Driverless metro trains sought for Kochi too


With Prime Minister Narendra Modi inaugurating India’s first driverless train operation in Delhi Metro’s Magenta Line on Monday, there is demand that Kochi metro too go for driverless operations.

“Kochi metro was the first in the country to roll out Communication Based Train Control (CBTC) system, which enables driverless train operations. Lahore Metro in Pakistan is yet another metro rail system which opted for driverless operations. In this circumstance, technical and safety measures must be vetted, if need be by the Commissioner for Metro Rail Safety (CMRS) after the systems are readied and trial runs are done,” said Ebenser Chullikat, public transport enthusiast.

“Kochi Metro Rail Limited’s website speaks of driverless train operations in the future. It is a proven technology. This will in the long run make Kochi metro operate trains more frequently if needed, say at the rate of a train every 1.5 minutes, as compared to a train every seven minutes headway now. It will also help curtail expenses, especially so since KMRL recorded ₹310-crore loss in the last fiscal,” he said.

BPA tickets

Mr. Chullikat also sought measures to do away with BPA tickets, citing that frequent exposure to them has potential implications on the health of commuters and personnel who man metro stations. “Its use was discontinued in many countries. Relying on it also creates waste and littering as is seen in the vicinity of many metro stations. Moreover, recycling is tough since it has chemicals. Doing away with them will also lessen need for printers and allied machinery at ticket counters. Instead, store value cards which do not need submission of KYC documents must be promoted. Another alternative is to promote chip-embedded tokens, as is being done in many other metro rail systems. This will be in sync with the circular economy that KMRL recently proposed.”

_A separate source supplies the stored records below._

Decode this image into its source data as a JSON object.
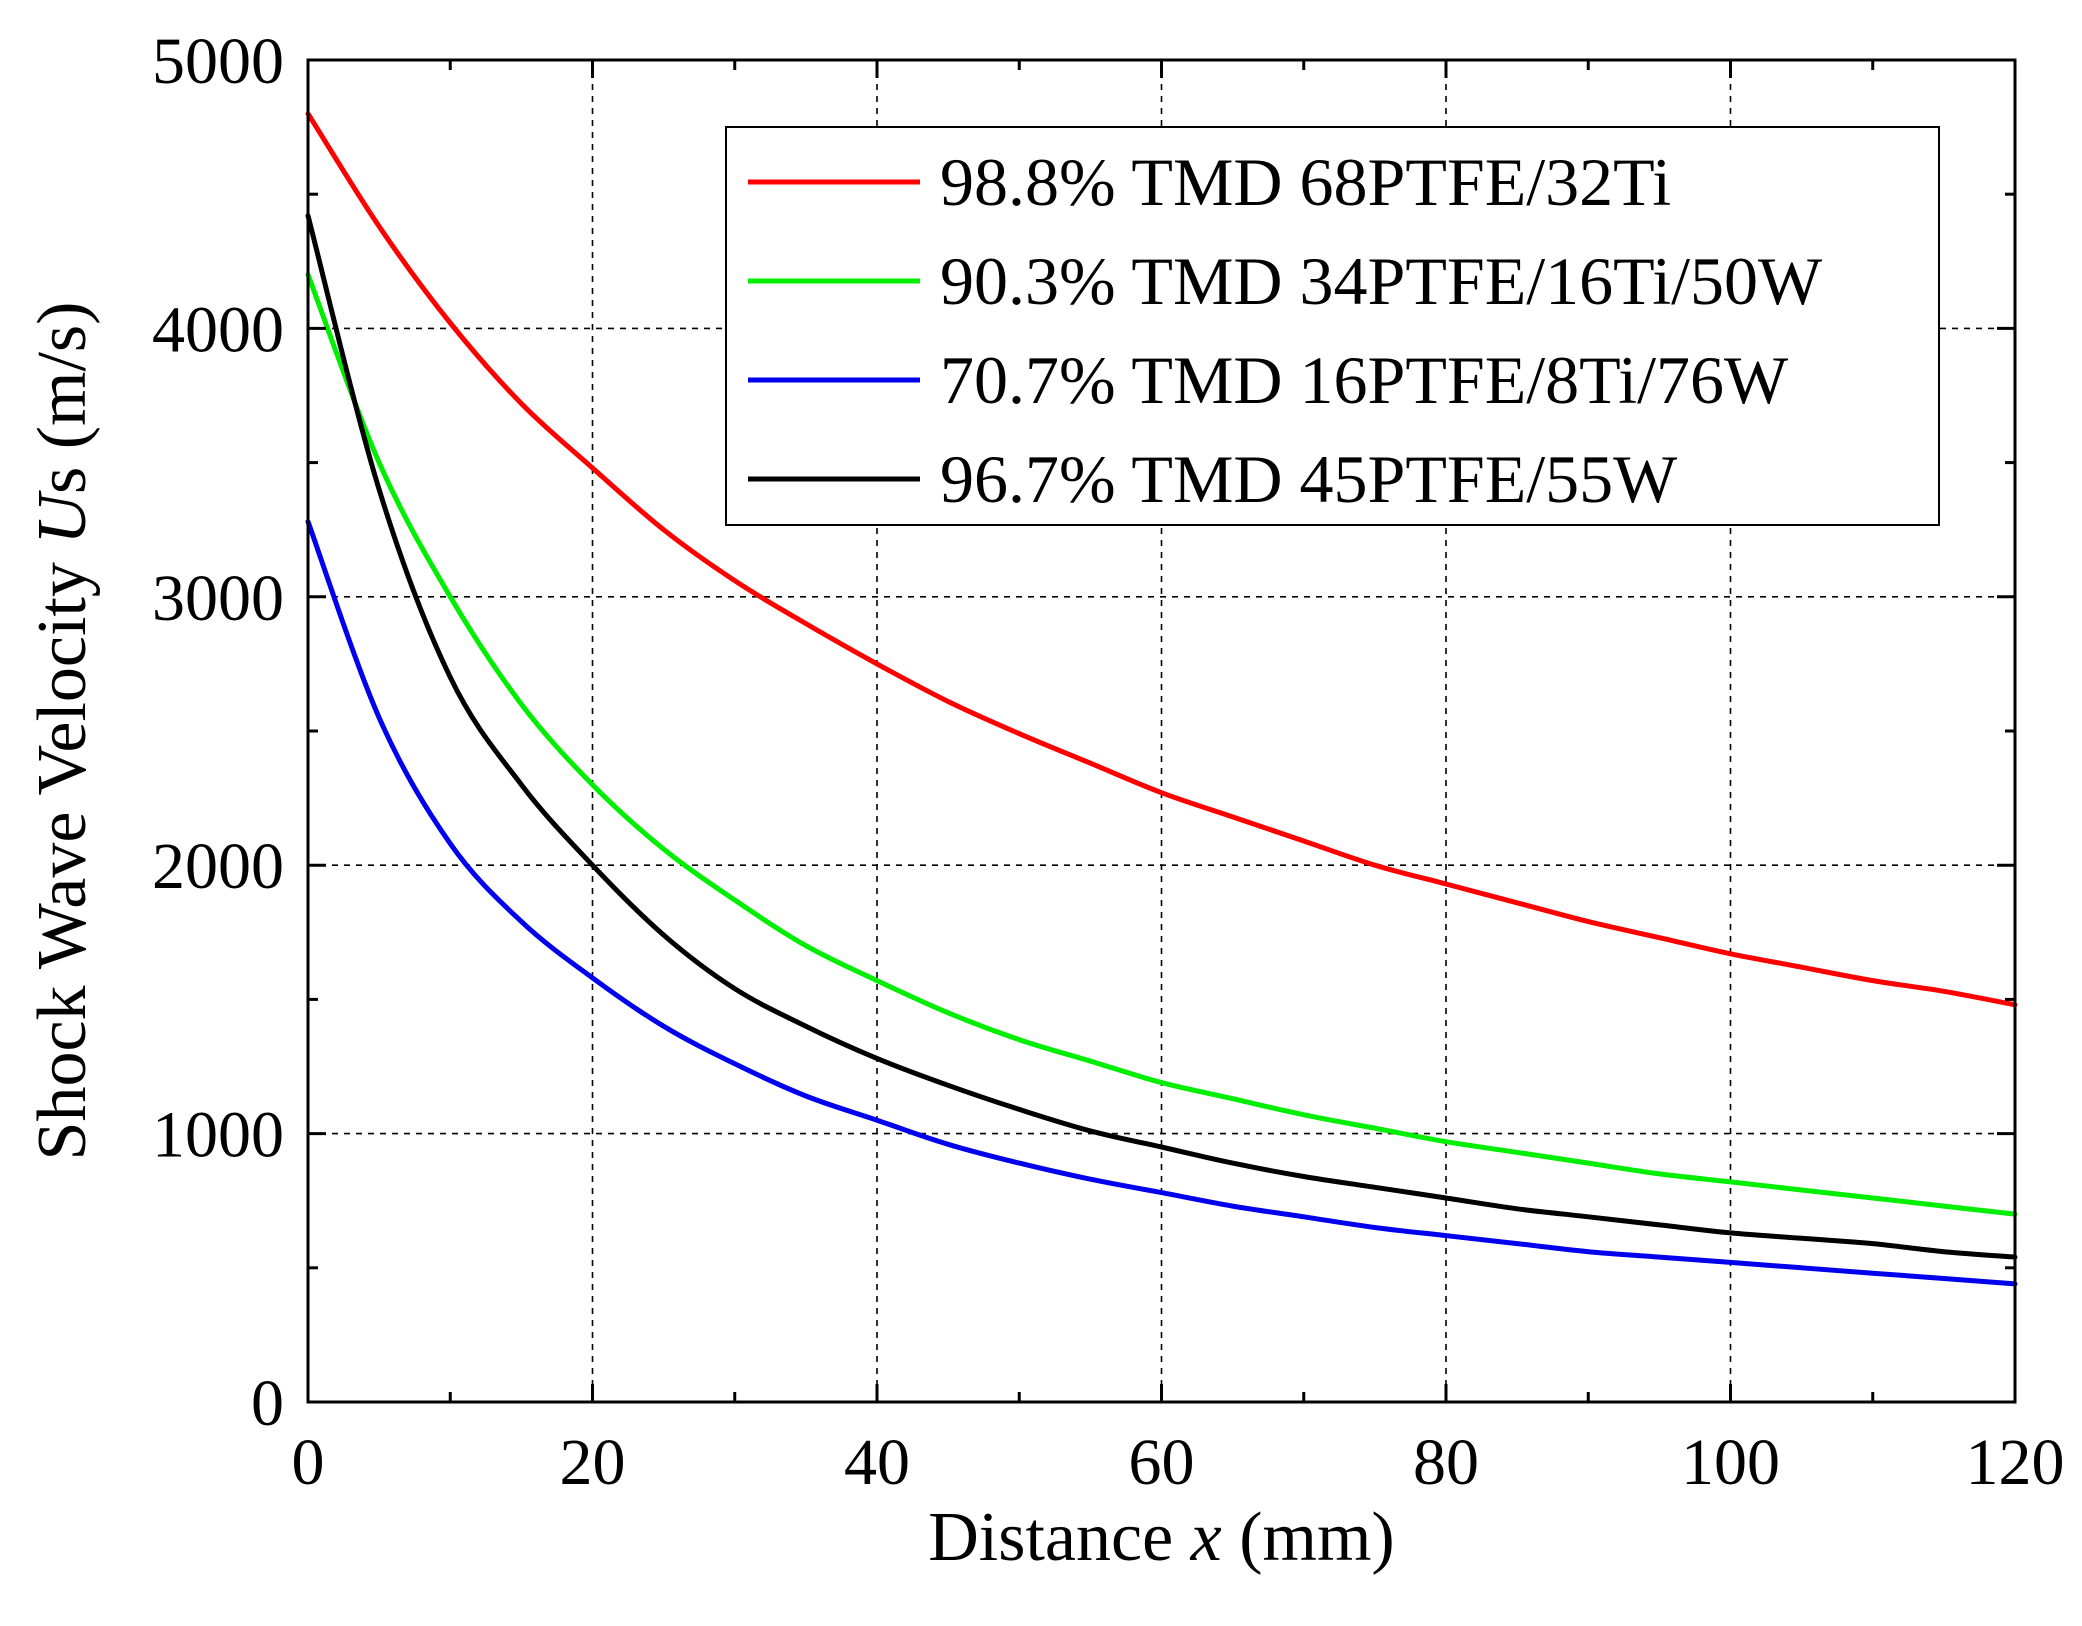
{
  "chart_data": {
    "type": "line",
    "title": "",
    "xlabel": {
      "pre": "Distance ",
      "var": "x",
      "post": " (mm)"
    },
    "ylabel": {
      "pre": "Shock Wave Velocity ",
      "var": "U",
      "post": "s (m/s)"
    },
    "xlim": [
      0,
      120
    ],
    "ylim": [
      0,
      5000
    ],
    "xticks": [
      0,
      20,
      40,
      60,
      80,
      100,
      120
    ],
    "yticks": [
      0,
      1000,
      2000,
      3000,
      4000,
      5000
    ],
    "xtick_labels": [
      "0",
      "20",
      "40",
      "60",
      "80",
      "100",
      "120"
    ],
    "ytick_labels": [
      "0",
      "1000",
      "2000",
      "3000",
      "4000",
      "5000"
    ],
    "grid": true,
    "legend_position": "top-right",
    "series": [
      {
        "name": "98.8% TMD 68PTFE/32Ti",
        "color": "#ff0000",
        "x": [
          0,
          5,
          10,
          15,
          20,
          25,
          30,
          35,
          40,
          45,
          50,
          55,
          60,
          65,
          70,
          75,
          80,
          85,
          90,
          95,
          100,
          105,
          110,
          115,
          120
        ],
        "y": [
          4800,
          4380,
          4020,
          3720,
          3480,
          3250,
          3060,
          2900,
          2750,
          2610,
          2490,
          2380,
          2270,
          2180,
          2090,
          2000,
          1930,
          1860,
          1790,
          1730,
          1670,
          1620,
          1570,
          1530,
          1480
        ]
      },
      {
        "name": "90.3% TMD 34PTFE/16Ti/50W",
        "color": "#00ee00",
        "x": [
          0,
          5,
          10,
          15,
          20,
          25,
          30,
          35,
          40,
          45,
          50,
          55,
          60,
          65,
          70,
          75,
          80,
          85,
          90,
          95,
          100,
          105,
          110,
          115,
          120
        ],
        "y": [
          4200,
          3500,
          3000,
          2600,
          2300,
          2060,
          1870,
          1700,
          1570,
          1450,
          1350,
          1270,
          1190,
          1130,
          1070,
          1020,
          970,
          930,
          890,
          850,
          820,
          790,
          760,
          730,
          700
        ]
      },
      {
        "name": "70.7% TMD 16PTFE/8Ti/76W",
        "color": "#0000ee",
        "x": [
          0,
          5,
          10,
          15,
          20,
          25,
          30,
          35,
          40,
          45,
          50,
          55,
          60,
          65,
          70,
          75,
          80,
          85,
          90,
          95,
          100,
          105,
          110,
          115,
          120
        ],
        "y": [
          3280,
          2550,
          2080,
          1790,
          1580,
          1400,
          1260,
          1140,
          1050,
          960,
          890,
          830,
          780,
          730,
          690,
          650,
          620,
          590,
          560,
          540,
          520,
          500,
          480,
          460,
          440
        ]
      },
      {
        "name": "96.7% TMD 45PTFE/55W",
        "color": "#000000",
        "x": [
          0,
          5,
          10,
          15,
          20,
          25,
          30,
          35,
          40,
          45,
          50,
          55,
          60,
          65,
          70,
          75,
          80,
          85,
          90,
          95,
          100,
          105,
          110,
          115,
          120
        ],
        "y": [
          4420,
          3400,
          2700,
          2300,
          2000,
          1740,
          1540,
          1400,
          1280,
          1180,
          1090,
          1010,
          950,
          890,
          840,
          800,
          760,
          720,
          690,
          660,
          630,
          610,
          590,
          560,
          540
        ]
      }
    ]
  }
}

The metro agency must encourage digital payment of fare, by wooing commuters who have not purchased Kochi-1 smart card. This will encourage people who earn less than ₹15,000 per month as salary to commute by metro. The regular patronage enjoyed by short-distance trains is an example, he added.

For extensions

Responding to the suggestions, Managing Director of KMRL Alkesh Kumar Sharma said that systemic changes would be needed for driverless operation of trains. “The CBTC system alone is not enough. Driverless operation can perhaps be tried out in impending extensions like to Kakkanad.”

On BPA tickets, he said they were important in the current pandemic situation. “Relying on tokens as tickets could result in spread of the pandemic, since the same token would change many hands. For this reason, tokens are being discarded by many metros. Moreover, we have taken steps to enable contactless issue of QR-coded tickets. Commuters can avail of the QR-coded tickets online too,” he said.